Nei testi scolastici, redatti secondo linee guida dettate dal governo, il terrore staliniano è descritto come “il prezzo per i grandi risultati dell’Unione Sovietica” e la violenza come lo strumento che ha permesso di raggiungere la massima efficienza della classe dirigente. Allo stesso modo, il giudizio sulla figura di Stalin nel discorso pubblico è sempre temperato dal mito radioso del condottiero vittorioso che ha sconfitto i nazisti.
Nel settembre 2020, all’apertura dell’anno scolastico il presidente Putin ha tenuto una lezione di storia online a tutti gli studenti, concentrandosi su due punti chiave: il patto Molotov-Ribbentropp come una scelta obbligata a cui Stalin non poteva sottrarsi e il ruolo decisivo giocato dall’URSS nella Seconda Guerra Mondiale, ruolo non abbastanza riconosciuto dagli altri stati coinvolti.
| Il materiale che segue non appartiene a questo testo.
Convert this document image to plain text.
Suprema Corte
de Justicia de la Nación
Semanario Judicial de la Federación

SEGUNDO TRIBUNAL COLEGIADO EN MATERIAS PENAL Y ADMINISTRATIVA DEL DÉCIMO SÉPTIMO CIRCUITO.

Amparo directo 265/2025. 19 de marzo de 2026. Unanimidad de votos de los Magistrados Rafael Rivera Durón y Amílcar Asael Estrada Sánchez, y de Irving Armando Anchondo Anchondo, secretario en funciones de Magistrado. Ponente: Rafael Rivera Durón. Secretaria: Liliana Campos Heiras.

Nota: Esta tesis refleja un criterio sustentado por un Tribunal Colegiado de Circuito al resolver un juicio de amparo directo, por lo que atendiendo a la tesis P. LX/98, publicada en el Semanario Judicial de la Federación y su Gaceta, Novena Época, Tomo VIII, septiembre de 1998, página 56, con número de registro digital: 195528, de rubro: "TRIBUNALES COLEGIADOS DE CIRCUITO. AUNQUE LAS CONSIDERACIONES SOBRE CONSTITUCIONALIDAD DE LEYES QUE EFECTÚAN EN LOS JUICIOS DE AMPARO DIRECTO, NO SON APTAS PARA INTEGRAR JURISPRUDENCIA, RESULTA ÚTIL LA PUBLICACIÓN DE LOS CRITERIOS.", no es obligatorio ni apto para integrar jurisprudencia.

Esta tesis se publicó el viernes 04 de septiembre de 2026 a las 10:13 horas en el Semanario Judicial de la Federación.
In compenso, però, il presidente non perde occasione di sbandierarlo come elemento fondante dell’identità e dell’unità nazionale della Russia contemporanea. Oltre che come simbolo della grandezza russa sullo scenario internazionale.
Non è un caso che in diverse città russe siano spuntati negli ultimi anni molti monumenti a Stalin. Solo in Ossezia del Nord, nel Caucaso, se ne contano più di due dozzine. I busti e le statue sorgono spesso per iniziativa di privati, ma in molti casi vengono installate con il supporto delle autorità locali. Vengono invece chiusi i luoghi di memoria che testimoniano i crimini sovietici, come il museo ricavato dal campo di lavoro dismesso Perm-36. Nel 2015 il museo, inizialmente dedicato alle vittime della repressione, è stato chiuso e poi riaperto con un assetto diverso, finalizzato a documentare il sistema del campo e l’impegno dei lavoratori che contribuivano al suo funzionamento. Ovvero a perpetuare il sistema repressivo.
Lette sullo sfondo di questi eventi, sono chiare le ragioni che hanno spinto le autorità a cercare di liberarsi di Memorial, un fastidioso ostacolo sul cammino della Russia contemporanea, instradata pericolosamente verso un’idea di società in cui i cittadini possono essere facilmente sorvegliati, perseguitati, “disumanizzati” e sacrificati per la sopravvivenza del sistema.